Short-Term Micronutrient Supplementation Reduces the Duration of Pneumonia and Diarrheal Episodes in HIV-Infected Children

Mda S, van Raaij JM, de Villiers FP, Macintyre UE, Kok FJ. J Nutr. 2010; 140:969-74

The duration of pneumonia and of diarrhoea is reported to be longer in HIV-infected than in uninfected children. The authors assessed the effect of a multi-micronutrient supplement on the duration of hospitalization in HIV-infected children. In a double-blind, randomized trial, HIV-infected children (4-24 mo) who were hospitalized with diarrhoea or pneumonia were enrolled (n = 118) and given a daily dose of a multi-micronutrient supplement (containing vitamins A, B complex, C, D, E, and folic acid, as well as copper, iron, and zinc at levels based on recommended daily allowances) or a placebo until discharge from the hospital. Children's weights and heights were measured after enrolment and micronutrient concentrations were measured before discharge. On recovery from diarrhoea or pneumonia, the children were discharged and the duration of hospitalization was noted. Anthropometric indices and micronutrient concentrations did not differ between children who received supplements and those who received placebos. Overall, the duration of hospitalization was shorter (P < 0.05) among children who were receiving supplements (7.3 +/- 3.9 days) (mean +/- SD) than in children who were receiving placebos (9.0 +/- 4.9); this was independent of admission diagnosis. In children admitted with diarrhoea, the duration of hospitalization was 1.6 days (19%) shorter among children receiving supplements than in those receiving placebos, and hospitalization for pneumonia was 1.9 days (20%) shorter among children receiving supplements. Short-term multi-micronutrient supplementation significantly reduced the duration of pneumonia or diarrhoea in HIV-infected children who were not yet receiving antiretroviral therapy and who remained alive during hospitalization.

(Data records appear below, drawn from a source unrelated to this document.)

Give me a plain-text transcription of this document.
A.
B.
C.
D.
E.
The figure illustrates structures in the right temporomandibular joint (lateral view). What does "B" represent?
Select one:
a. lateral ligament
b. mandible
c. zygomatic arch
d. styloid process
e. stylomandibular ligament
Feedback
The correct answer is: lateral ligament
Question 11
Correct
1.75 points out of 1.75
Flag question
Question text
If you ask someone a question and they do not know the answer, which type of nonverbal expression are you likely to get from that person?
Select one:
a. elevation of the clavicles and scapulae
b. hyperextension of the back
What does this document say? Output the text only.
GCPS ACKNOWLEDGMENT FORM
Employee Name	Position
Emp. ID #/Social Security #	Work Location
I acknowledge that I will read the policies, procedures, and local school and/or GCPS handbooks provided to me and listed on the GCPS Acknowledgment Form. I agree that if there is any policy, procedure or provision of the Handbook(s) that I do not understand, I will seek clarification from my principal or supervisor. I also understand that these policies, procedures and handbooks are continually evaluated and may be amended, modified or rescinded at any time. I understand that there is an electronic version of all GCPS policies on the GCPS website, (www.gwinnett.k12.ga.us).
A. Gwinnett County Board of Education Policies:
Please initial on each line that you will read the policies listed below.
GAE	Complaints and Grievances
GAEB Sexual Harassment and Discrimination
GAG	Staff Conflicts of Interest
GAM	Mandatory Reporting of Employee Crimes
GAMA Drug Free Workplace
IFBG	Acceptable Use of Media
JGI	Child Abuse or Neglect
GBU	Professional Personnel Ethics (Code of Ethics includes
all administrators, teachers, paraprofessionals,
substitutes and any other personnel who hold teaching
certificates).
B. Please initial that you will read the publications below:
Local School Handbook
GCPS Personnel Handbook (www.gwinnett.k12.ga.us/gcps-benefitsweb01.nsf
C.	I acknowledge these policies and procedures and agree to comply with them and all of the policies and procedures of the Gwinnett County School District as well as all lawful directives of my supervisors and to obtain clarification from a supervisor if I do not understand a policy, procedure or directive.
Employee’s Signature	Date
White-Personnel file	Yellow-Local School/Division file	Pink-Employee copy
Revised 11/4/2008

For abstract access click here:
http://www.ncbi.nlm.nih.gov/pubmed/20335632
Editors’ note: The role of micronutrient deficiency in HIV infection is not well understood and micronutrient supplementation remains controversial. Further, both pneumonia and diarrhoea can cause micronutrient deficiencies. This study of 118 children with HIV infection admitted to hospital for pneumonia or diarrhoea and randomised to receive a micronutrient supplement or placebo found a significantly shorter duration of hospitalisation for those children receiving the supplement. This both decreased their chance of a hospital-acquired infection and freed up a hospital bed earlier for another child. Unfortunately, no baseline micronutrient levels were established before the supplements began so it is impossible to know to what extent the children were micronutrient deficient in the first place. This area clearly deserves further study to confirm these findings. Even more so, it would be useful to determine whether supplementation might reduce the incidence of diarrhoea and pneumonia, both of which are more common in children with HIV infection.